La comédienne n'hésite pas non plus à s'engager et à affirmer ses positions politiques : "Il n’y a pas d’égalité des chances aux [États-Unis]. Le langage a changé (...), mais il n’est le plus souvent suivi d’aucun effet concret. Beaucoup de gens aujourd’hui disent "non, je ne suis pas raciste, je ne déteste pas les Noirs", mais est-ce qu’ils reconnaissent ce qu’ils vivent [actuellement] ? (…) L’idée que "tu peux y arriver aux Etats-Unis si tu le veux vraiment" c'est un très bon concept, mais c'est faux. Ce serait d’ailleurs très idéaliste de penser que c’est vrai".

A bon entendeur...

Passer à la réalisation

Après plusieurs courts métrages, Kristen Stewart envisage sérieusement de passer à la réalisation d'un premier long métrage intitulé The Chronology of Water, sur une jeune femme découvre sa bisexualité. Elle confirme que le projet, annoncé en mai 2018, n'est pas abandonné. Là encore, l'actrice fonce, et ce n'est pas après mûre réflexion qu'elle se sent de tenter l'aventure :

"[Passer à la réalisation] ce n’est pas très différent de l’impulsion que j’ai lorsqu’en tant qu’actrice je choisis de jouer dans un film. Je suis toujours excitée par ça, c’est ce que je veux faire depuis que j’ai cinq ans. C’est donc juste l’étape suivante".

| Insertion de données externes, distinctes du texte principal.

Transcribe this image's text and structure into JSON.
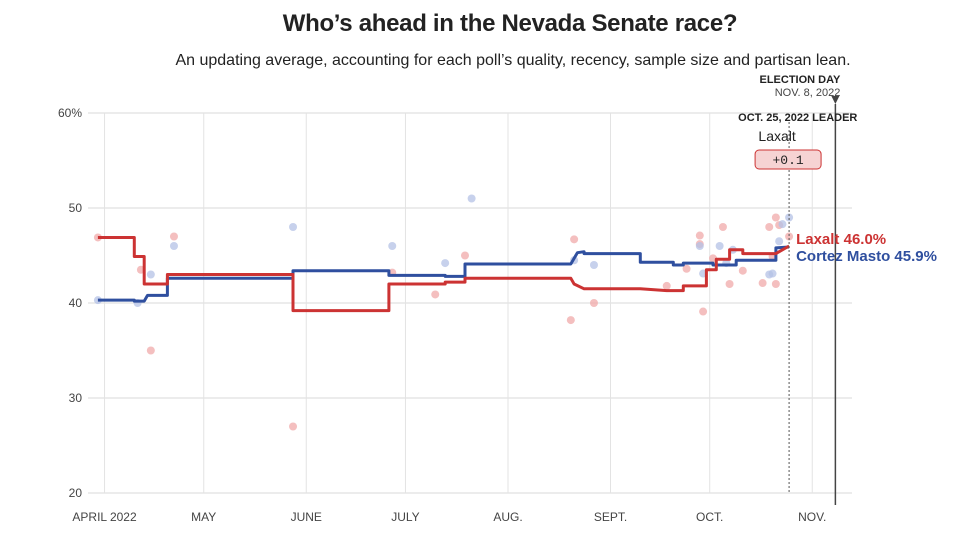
{
  "chart_data": {
    "type": "line",
    "title": "Who’s ahead in the Nevada Senate race?",
    "subtitle": "An updating average, accounting for each poll’s quality, recency, sample size and partisan lean.",
    "ylim": [
      20,
      60
    ],
    "y_ticks": [
      "60%",
      "50",
      "40",
      "30",
      "20"
    ],
    "y_tick_values": [
      60,
      50,
      40,
      30,
      20
    ],
    "x_range": [
      "2022-03-27",
      "2022-11-10"
    ],
    "x_ticks": [
      {
        "label": "APRIL 2022",
        "date": "2022-04-01"
      },
      {
        "label": "MAY",
        "date": "2022-05-01"
      },
      {
        "label": "JUNE",
        "date": "2022-06-01"
      },
      {
        "label": "JULY",
        "date": "2022-07-01"
      },
      {
        "label": "AUG.",
        "date": "2022-08-01"
      },
      {
        "label": "SEPT.",
        "date": "2022-09-01"
      },
      {
        "label": "OCT.",
        "date": "2022-10-01"
      },
      {
        "label": "NOV.",
        "date": "2022-11-01"
      }
    ],
    "series": [
      {
        "name": "Laxalt",
        "color": "#cc3333",
        "final_label": "Laxalt 46.0%",
        "points": [
          [
            "2022-03-30",
            46.9
          ],
          [
            "2022-04-10",
            46.9
          ],
          [
            "2022-04-10",
            44.9
          ],
          [
            "2022-04-13",
            44.9
          ],
          [
            "2022-04-13",
            42.0
          ],
          [
            "2022-04-20",
            42.0
          ],
          [
            "2022-04-20",
            43.0
          ],
          [
            "2022-05-28",
            43.0
          ],
          [
            "2022-05-28",
            39.2
          ],
          [
            "2022-06-26",
            39.2
          ],
          [
            "2022-06-26",
            42.0
          ],
          [
            "2022-07-13",
            42.0
          ],
          [
            "2022-07-13",
            42.2
          ],
          [
            "2022-07-19",
            42.2
          ],
          [
            "2022-07-19",
            42.6
          ],
          [
            "2022-08-20",
            42.6
          ],
          [
            "2022-08-21",
            42.0
          ],
          [
            "2022-08-24",
            41.5
          ],
          [
            "2022-09-10",
            41.5
          ],
          [
            "2022-09-18",
            41.3
          ],
          [
            "2022-09-23",
            41.3
          ],
          [
            "2022-09-23",
            41.8
          ],
          [
            "2022-09-30",
            41.8
          ],
          [
            "2022-09-30",
            43.5
          ],
          [
            "2022-10-02",
            43.5
          ],
          [
            "2022-10-03",
            43.5
          ],
          [
            "2022-10-03",
            44.6
          ],
          [
            "2022-10-07",
            44.6
          ],
          [
            "2022-10-07",
            45.6
          ],
          [
            "2022-10-11",
            45.6
          ],
          [
            "2022-10-11",
            45.2
          ],
          [
            "2022-10-21",
            45.2
          ],
          [
            "2022-10-25",
            46.0
          ]
        ],
        "polls": [
          [
            "2022-03-30",
            46.9
          ],
          [
            "2022-04-12",
            43.5
          ],
          [
            "2022-04-15",
            35.0
          ],
          [
            "2022-04-22",
            47.0
          ],
          [
            "2022-05-28",
            27.0
          ],
          [
            "2022-06-27",
            43.2
          ],
          [
            "2022-07-10",
            40.9
          ],
          [
            "2022-07-19",
            45.0
          ],
          [
            "2022-08-20",
            38.2
          ],
          [
            "2022-08-21",
            46.7
          ],
          [
            "2022-08-27",
            40.0
          ],
          [
            "2022-09-18",
            41.8
          ],
          [
            "2022-09-24",
            43.6
          ],
          [
            "2022-09-28",
            47.1
          ],
          [
            "2022-09-28",
            46.2
          ],
          [
            "2022-09-29",
            39.1
          ],
          [
            "2022-10-02",
            44.7
          ],
          [
            "2022-10-05",
            48.0
          ],
          [
            "2022-10-07",
            42.0
          ],
          [
            "2022-10-11",
            43.4
          ],
          [
            "2022-10-17",
            42.1
          ],
          [
            "2022-10-19",
            48.0
          ],
          [
            "2022-10-20",
            44.9
          ],
          [
            "2022-10-21",
            49.0
          ],
          [
            "2022-10-21",
            42.0
          ],
          [
            "2022-10-22",
            48.2
          ],
          [
            "2022-10-25",
            47.0
          ]
        ]
      },
      {
        "name": "Cortez Masto",
        "color": "#2f4f9f",
        "final_label": "Cortez Masto 45.9%",
        "points": [
          [
            "2022-03-30",
            40.3
          ],
          [
            "2022-04-10",
            40.3
          ],
          [
            "2022-04-10",
            40.2
          ],
          [
            "2022-04-13",
            40.2
          ],
          [
            "2022-04-14",
            40.8
          ],
          [
            "2022-04-20",
            40.8
          ],
          [
            "2022-04-20",
            42.6
          ],
          [
            "2022-05-28",
            42.6
          ],
          [
            "2022-05-28",
            43.4
          ],
          [
            "2022-06-26",
            43.4
          ],
          [
            "2022-06-26",
            42.9
          ],
          [
            "2022-07-13",
            42.9
          ],
          [
            "2022-07-13",
            42.8
          ],
          [
            "2022-07-19",
            42.8
          ],
          [
            "2022-07-19",
            44.1
          ],
          [
            "2022-08-20",
            44.1
          ],
          [
            "2022-08-22",
            45.3
          ],
          [
            "2022-08-24",
            45.4
          ],
          [
            "2022-08-24",
            45.2
          ],
          [
            "2022-09-10",
            45.2
          ],
          [
            "2022-09-10",
            44.3
          ],
          [
            "2022-09-20",
            44.3
          ],
          [
            "2022-09-20",
            44.0
          ],
          [
            "2022-09-23",
            44.0
          ],
          [
            "2022-09-23",
            44.2
          ],
          [
            "2022-10-02",
            44.2
          ],
          [
            "2022-10-02",
            44.0
          ],
          [
            "2022-10-09",
            44.0
          ],
          [
            "2022-10-09",
            44.5
          ],
          [
            "2022-10-21",
            44.5
          ],
          [
            "2022-10-21",
            45.8
          ],
          [
            "2022-10-25",
            45.9
          ]
        ],
        "polls": [
          [
            "2022-03-30",
            40.3
          ],
          [
            "2022-04-11",
            40.0
          ],
          [
            "2022-04-15",
            43.0
          ],
          [
            "2022-04-22",
            46.0
          ],
          [
            "2022-05-28",
            48.0
          ],
          [
            "2022-06-27",
            46.0
          ],
          [
            "2022-07-13",
            44.2
          ],
          [
            "2022-07-21",
            51.0
          ],
          [
            "2022-08-21",
            44.5
          ],
          [
            "2022-08-27",
            44.0
          ],
          [
            "2022-09-28",
            46.0
          ],
          [
            "2022-09-29",
            43.1
          ],
          [
            "2022-10-04",
            46.0
          ],
          [
            "2022-10-06",
            44.2
          ],
          [
            "2022-10-08",
            45.6
          ],
          [
            "2022-10-19",
            43.0
          ],
          [
            "2022-10-20",
            43.1
          ],
          [
            "2022-10-22",
            46.5
          ],
          [
            "2022-10-23",
            48.3
          ],
          [
            "2022-10-25",
            49.0
          ]
        ]
      }
    ],
    "annotations": {
      "election_day_label": "ELECTION DAY",
      "election_day_date_label": "NOV. 8, 2022",
      "election_day_date": "2022-11-08",
      "as_of_label": "OCT. 25, 2022 LEADER",
      "as_of_date": "2022-10-25",
      "leader_name": "Laxalt",
      "leader_margin": "+0.1"
    }
  }
}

Les possibilités sont nombreuses et facilités lorsqu'on est devenue une star d'un tel niveau.

Le débat Woody Allen

Lorsque le festival du cinéma américain indépendant de Deauville a annoncé que le film de Woody Allen Un jour de pluie à New York ferait l'ouverture de l'événement, le débat entre les soutiens du metteur en scène et les partisans du boycott de ses films avait été ranimé. Rappelons que de lourdes accusations pèsent sur le cinéaste américain. Appelée à commenter la présence du film d'Allen au festival qui lui rend hommage, Stewart a répondu avec franchise :

"Je pense que c’est intéressant de se poser cette question. Cela étant dit, comment apprécier les films [de Woody Allen] sans glorifier… (elle s’interrompt) C’est difficile, car ce sont des circonstances subjectives. Nous ne connaissons pas la vérité. Il a fait son film avec beaucoup de gens, il ne l’a pas fait seul. Je ne sais donc pas quelle est la réponse. J’aimerais bien qu’il y ait une réponse plus facile, mais il est facile d’être divisé à ce sujet. Le film a nécessité du bon travail, mais on ne veut en aucun cas glorifier quelqu’un qui ne le mérite pas… C’est drôle, car s’il y avait une réponse facile, nous la donnerions tous et ça ne créerait pas ces crispations. (…) Mais la discussion est sans issue car nous ne savons tout simplement pas".

Stewart n'a pas été ébranlée par la question, et a offert une réponse sincère, elle qui avait tourné pour Woody Allen dans Café Society, aux côtés de Jesse Eisenberg. L'entretien s'est terminé. L'actrice est retournée attendre sa montée sur scène à Deauville pour recevoir son "Talent Award" bien mérité. On la retrouvera prochainement dans nos salles avec le film d'action Charlie's Angels, réalisé par Elizabeth Banks. Seberg n'a pas encore de date de sortie.